Ovarian cancer is an unmet medical need and particularly lethal because it is often detected only when disease is quite advanced. In 2017, approximately 22,440 women will be diagnosed with ovarian cancer in the United States, and approximately 14,080 deaths will occur. Combination platinum and anti-mitotic taxane based chemotherapy is the standard of care in the U.S., but while these treatment options are often initially efficacious, relapse and progression usually occur. There is a need for novel therapeutic approaches to treat ovarian cancer.

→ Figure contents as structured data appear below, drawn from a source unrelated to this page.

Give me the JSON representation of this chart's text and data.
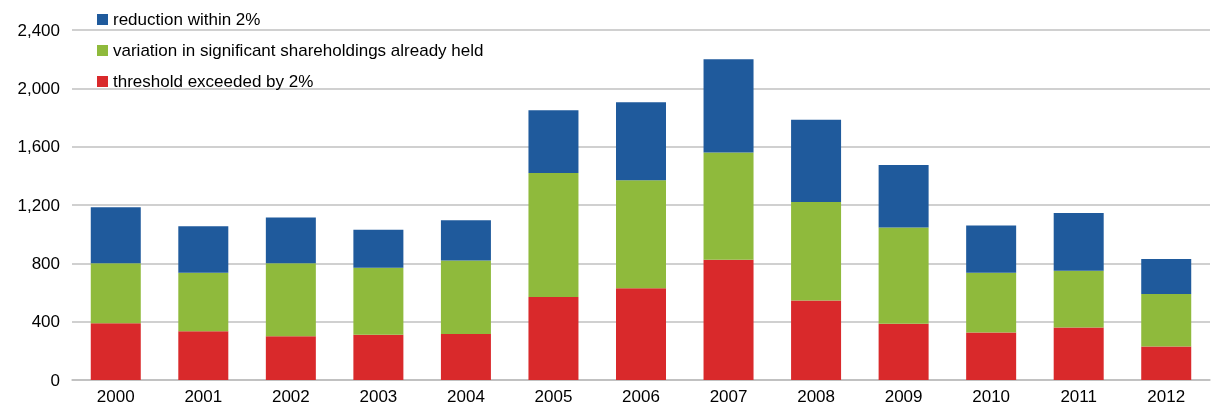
{
  "chart_data": {
    "type": "bar",
    "stacked": true,
    "categories": [
      "2000",
      "2001",
      "2002",
      "2003",
      "2004",
      "2005",
      "2006",
      "2007",
      "2008",
      "2009",
      "2010",
      "2011",
      "2012"
    ],
    "series": [
      {
        "name": "threshold exceeded by 2%",
        "color": "#d9292b",
        "values": [
          390,
          335,
          300,
          310,
          315,
          570,
          630,
          825,
          545,
          385,
          325,
          360,
          230
        ]
      },
      {
        "name": "variation in significant shareholdings already held",
        "color": "#8fba3c",
        "values": [
          410,
          400,
          500,
          460,
          505,
          850,
          740,
          735,
          675,
          660,
          410,
          390,
          360
        ]
      },
      {
        "name": "reduction within 2%",
        "color": "#1f5a9c",
        "values": [
          385,
          320,
          315,
          260,
          275,
          430,
          535,
          640,
          565,
          430,
          325,
          395,
          240
        ]
      }
    ],
    "ylim": [
      0,
      2400
    ],
    "yticks": [
      0,
      {
        "value": 400,
        "label": "400"
      },
      {
        "value": 800,
        "label": "800"
      },
      {
        "value": 1200,
        "label": "1,200"
      },
      {
        "value": 1600,
        "label": "1,600"
      },
      {
        "value": 2000,
        "label": "2,000"
      },
      {
        "value": 2400,
        "label": "2,400"
      }
    ],
    "grid": "y",
    "legend": "top left"
  }
}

Based on the recent successes of harnessing the immune system to treat other cancers, drug discovery scientists have explored immunotherapy approaches in ovarian cancer. There are currently upwards of 50 clinical trials testing immunotherapy approaches and combinations in ovarian cancer; however, there are a limited number of syngeneic mouse ovarian cancer models available to enable preclinical pharmacology. Labcorp has developed the ID8 syngeneic mouse cell line model for testing standard therapeutics as well as for immuno-oncology applications. ID8 was derived from C57BL/6 mouse ovarian surface epithelial cells that were transformed by serial passage in vitro.1 Luciferase was expressed in the ID8 cells (ID8-Luc-mCherry-Puro) to enable monitoring of orthotopic (intraperitoneal) tumor growth by bioluminescence imaging (BLI).
The mean tumor growth kinetics (Figure 1A) and individual growth kinetics (Figure 1B) of ID8-Luc-mCh-Puro as monitored by BLI are illustrated. The implantation of 1.0×107 cells per mouse yielded more consistent tumor growth than 5.0×106 cells per mouse in C57BL/6 albino mice. As expected, the signal (photons/sec) is higher in the C57BL/6 albino mice (green line, Figure 1B, group 2) than wild type C57BL/6 mice (red line, Figure 1B) due to a lack of melanin pigment in their skin which absorbs light output from the tumor cells. Representative BLI images of ID8-Luc-mCh-Puro orthotopic disease progression are shown in Figure 1C.